Швейцарцы неодобрительно смотрели на это беспардонное вмешательство в их жизнь. Так просто не принято было поступать, и ни мне, ни другим пассажирам не случалось никогда сталкиваться с подобным вторжением. Звук этого примитивного инструмента был таким неотвязным, таким чужим. Неодобрение висело в воздухе столь же осязаемо, как и сам звук, можно было ясно почувствовать напряжение, вызываемое борьбой этих двух вибраций.
Трамвай остановился у Халденегг, и несколько человек вышли, больше, чем обычно: вероятно, хотели убежать от музыканта. Они поедут на следующем трамвае. Вновь вошедшие пассажиры с удивлением и неудовольствием смотрели на терзающего свой инструмент музыканта. Двери закрылись, и мы снова двинулись в направлении Центрального вокзала. Слушатели, которым деваться было некуда, смотрели на музыканта так же зло, как бодливые коровы смотрят на проезжающую машину.
Потом он принялся петь. Это была одна из баллад горцев Боливии или Перу, печальная история, исполняемая в драматической манере. Он пел ее под бряцанье своего нелепого инструмента хриплым голосом. Выпущенный на волю, он выражал всю муку изгнанника, заброшенного в холодную чужую страну. Но что это был за голос! Вдруг нелепый дребезжащий звук струны наполнился смыслом, возникла гармония: этот голос, поющий на чужом языке, пробился через все барьеры и начал говорить с нами, с каждым из нас.
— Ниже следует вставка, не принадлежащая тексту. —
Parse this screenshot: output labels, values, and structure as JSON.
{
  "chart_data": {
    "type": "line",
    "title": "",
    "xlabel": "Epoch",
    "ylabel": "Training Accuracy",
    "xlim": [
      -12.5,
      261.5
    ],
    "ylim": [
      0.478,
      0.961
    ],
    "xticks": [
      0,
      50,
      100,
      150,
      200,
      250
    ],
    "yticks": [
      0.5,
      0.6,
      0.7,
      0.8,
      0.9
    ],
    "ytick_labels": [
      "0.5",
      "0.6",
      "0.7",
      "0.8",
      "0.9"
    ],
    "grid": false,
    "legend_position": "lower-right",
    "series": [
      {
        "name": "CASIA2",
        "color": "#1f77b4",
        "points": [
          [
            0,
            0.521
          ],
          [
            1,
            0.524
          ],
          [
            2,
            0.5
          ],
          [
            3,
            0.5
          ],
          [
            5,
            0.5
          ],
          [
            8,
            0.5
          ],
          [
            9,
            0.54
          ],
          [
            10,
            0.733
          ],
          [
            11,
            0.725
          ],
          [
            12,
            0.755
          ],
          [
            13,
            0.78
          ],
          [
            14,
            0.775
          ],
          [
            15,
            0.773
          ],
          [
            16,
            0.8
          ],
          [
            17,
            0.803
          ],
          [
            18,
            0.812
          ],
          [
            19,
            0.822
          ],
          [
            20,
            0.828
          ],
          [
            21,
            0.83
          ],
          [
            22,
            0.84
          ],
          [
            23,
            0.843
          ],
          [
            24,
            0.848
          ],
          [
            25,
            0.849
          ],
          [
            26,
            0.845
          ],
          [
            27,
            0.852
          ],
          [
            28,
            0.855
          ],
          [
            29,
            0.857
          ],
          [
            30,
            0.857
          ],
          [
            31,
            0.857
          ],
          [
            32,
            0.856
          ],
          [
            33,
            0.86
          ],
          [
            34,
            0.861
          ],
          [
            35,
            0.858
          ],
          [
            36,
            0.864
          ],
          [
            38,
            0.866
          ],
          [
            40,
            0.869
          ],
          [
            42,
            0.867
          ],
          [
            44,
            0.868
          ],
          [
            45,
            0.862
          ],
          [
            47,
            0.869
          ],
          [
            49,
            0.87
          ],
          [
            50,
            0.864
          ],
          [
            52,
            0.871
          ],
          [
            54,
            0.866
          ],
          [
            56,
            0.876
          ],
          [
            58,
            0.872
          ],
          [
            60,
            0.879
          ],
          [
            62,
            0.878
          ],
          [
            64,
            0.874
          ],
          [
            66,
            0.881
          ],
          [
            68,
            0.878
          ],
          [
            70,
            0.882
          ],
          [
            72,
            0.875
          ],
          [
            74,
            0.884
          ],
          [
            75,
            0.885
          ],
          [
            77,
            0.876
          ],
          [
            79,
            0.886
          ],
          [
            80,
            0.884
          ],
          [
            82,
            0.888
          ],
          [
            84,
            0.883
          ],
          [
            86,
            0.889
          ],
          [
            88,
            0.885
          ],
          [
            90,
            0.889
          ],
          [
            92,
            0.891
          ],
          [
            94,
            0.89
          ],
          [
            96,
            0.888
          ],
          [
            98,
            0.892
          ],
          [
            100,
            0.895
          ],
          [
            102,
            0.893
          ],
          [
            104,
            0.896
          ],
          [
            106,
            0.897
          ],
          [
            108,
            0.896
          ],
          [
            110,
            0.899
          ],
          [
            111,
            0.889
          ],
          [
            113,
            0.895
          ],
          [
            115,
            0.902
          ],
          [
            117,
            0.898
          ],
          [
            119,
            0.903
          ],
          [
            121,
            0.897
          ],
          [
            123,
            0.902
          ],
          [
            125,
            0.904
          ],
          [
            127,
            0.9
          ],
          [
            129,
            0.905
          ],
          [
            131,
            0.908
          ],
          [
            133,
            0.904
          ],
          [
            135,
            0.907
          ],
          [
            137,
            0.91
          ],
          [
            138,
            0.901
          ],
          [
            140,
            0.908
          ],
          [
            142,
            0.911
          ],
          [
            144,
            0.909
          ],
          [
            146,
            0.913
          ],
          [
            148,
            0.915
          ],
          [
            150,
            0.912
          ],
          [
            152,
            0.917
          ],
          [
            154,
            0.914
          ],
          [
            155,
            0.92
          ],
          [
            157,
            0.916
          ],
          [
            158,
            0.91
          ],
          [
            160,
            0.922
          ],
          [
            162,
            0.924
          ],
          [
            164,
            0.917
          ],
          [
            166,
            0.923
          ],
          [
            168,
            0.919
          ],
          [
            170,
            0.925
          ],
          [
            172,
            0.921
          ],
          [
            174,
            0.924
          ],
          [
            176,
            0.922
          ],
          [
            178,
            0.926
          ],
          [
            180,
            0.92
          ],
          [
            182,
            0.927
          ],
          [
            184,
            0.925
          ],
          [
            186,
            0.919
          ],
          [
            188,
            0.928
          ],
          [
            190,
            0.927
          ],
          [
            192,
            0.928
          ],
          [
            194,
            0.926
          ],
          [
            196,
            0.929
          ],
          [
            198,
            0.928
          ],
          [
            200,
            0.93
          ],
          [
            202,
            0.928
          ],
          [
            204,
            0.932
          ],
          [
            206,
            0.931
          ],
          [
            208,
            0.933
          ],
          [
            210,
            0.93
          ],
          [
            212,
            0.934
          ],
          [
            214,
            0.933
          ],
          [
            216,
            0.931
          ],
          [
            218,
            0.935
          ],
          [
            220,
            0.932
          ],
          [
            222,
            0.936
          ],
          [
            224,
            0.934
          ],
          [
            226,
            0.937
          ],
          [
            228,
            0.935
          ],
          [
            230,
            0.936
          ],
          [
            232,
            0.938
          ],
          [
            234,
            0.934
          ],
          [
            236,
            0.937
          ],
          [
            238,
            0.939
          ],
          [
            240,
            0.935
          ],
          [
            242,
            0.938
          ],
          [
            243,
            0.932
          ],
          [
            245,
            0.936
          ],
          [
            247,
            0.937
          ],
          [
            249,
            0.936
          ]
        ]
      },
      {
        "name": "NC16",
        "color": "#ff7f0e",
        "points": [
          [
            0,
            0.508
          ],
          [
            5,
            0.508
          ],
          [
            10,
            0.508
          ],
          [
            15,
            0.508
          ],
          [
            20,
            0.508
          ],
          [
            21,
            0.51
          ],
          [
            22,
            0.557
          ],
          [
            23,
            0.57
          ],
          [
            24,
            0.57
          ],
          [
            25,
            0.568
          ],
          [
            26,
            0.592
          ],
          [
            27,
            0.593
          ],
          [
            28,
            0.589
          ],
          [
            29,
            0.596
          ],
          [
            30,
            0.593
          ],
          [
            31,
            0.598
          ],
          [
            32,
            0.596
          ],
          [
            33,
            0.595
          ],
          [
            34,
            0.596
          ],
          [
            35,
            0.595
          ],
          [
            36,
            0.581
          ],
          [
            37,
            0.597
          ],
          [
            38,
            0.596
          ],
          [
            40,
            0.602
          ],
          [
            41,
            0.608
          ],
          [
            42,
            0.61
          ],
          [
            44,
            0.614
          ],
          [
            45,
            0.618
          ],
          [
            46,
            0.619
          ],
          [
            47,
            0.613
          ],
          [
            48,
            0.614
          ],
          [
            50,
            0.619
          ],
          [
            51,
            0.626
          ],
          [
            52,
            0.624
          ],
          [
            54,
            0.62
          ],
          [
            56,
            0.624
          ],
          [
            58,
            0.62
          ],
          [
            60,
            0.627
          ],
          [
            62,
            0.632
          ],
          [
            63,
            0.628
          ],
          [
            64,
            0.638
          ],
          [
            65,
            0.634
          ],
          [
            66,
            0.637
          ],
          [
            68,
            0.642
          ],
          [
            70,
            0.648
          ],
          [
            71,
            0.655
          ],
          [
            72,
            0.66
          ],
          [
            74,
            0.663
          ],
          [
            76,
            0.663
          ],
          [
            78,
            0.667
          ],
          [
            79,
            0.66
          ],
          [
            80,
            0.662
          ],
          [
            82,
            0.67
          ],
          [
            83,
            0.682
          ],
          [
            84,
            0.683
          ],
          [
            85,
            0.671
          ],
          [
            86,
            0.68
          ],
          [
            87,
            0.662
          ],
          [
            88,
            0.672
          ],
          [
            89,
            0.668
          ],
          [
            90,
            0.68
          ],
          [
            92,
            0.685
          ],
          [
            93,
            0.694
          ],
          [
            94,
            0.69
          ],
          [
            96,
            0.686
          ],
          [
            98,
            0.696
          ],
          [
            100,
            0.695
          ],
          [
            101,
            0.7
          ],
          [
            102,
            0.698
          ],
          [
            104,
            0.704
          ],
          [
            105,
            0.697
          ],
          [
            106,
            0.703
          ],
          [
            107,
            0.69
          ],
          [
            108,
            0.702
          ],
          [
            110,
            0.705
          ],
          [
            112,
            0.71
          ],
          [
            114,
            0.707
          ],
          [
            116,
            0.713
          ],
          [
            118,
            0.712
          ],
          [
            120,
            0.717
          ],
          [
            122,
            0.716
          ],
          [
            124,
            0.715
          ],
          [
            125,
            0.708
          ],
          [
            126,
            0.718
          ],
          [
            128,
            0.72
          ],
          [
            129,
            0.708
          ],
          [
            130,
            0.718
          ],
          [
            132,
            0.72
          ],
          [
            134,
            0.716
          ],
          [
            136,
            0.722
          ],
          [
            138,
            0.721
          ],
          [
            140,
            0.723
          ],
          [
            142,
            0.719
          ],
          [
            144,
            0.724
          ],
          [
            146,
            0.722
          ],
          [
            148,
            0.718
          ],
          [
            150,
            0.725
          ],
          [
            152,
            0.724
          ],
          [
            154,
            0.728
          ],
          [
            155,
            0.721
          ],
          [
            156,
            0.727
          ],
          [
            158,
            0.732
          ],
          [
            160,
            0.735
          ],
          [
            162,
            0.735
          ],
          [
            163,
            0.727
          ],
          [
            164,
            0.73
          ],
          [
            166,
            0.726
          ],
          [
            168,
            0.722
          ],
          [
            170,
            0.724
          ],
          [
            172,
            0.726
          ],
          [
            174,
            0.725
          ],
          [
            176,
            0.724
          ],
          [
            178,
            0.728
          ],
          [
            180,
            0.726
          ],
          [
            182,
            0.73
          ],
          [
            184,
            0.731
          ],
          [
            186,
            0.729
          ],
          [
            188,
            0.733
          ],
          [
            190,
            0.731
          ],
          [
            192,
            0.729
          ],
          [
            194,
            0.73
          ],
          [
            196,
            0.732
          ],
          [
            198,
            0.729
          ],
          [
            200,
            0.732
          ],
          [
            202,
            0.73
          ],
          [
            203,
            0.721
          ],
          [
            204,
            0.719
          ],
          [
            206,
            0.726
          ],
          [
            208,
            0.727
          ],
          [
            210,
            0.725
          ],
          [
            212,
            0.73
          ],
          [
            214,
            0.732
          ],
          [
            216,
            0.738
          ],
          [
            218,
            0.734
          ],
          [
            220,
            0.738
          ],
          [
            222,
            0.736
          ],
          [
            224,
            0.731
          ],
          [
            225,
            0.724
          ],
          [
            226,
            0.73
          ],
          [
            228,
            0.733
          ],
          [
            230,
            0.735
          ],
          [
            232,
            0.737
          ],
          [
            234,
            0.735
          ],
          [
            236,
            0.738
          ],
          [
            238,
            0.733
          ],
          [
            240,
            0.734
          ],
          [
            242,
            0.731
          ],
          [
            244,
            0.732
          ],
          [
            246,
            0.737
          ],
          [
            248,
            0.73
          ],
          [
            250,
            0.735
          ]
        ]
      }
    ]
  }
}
Это пение нельзя было слушать равнодушно, от него нельзя было отмахнуться: мы точно знали, что чувствовал певец, и в тот момент осознавали себя маленьким, но единым сообществом. Но ведь мы не понимали ни единого слова! Что за сила заключена в голосе, способном выразить то, что волнует всех! Люди зашевелились, выпрямились в креслах, они не отрываясь смотрели на певца, улыбались. Когда он проходил по трамваю, протянув черную фетровую шляпу, пассажиры вытаскивали из карманов и кошельков мелочь и бросали в шляпу, улыбаясь и говоря с ним на немецком диалекте, на котором обычно говорят в Швейцарии, или даже старательно выговаривая слова на настоящем немецком, чтобы он мог понять. Когда двери с шипением открылись около Центрального вокзала, все удивились: мы даже не заметили, как доехали.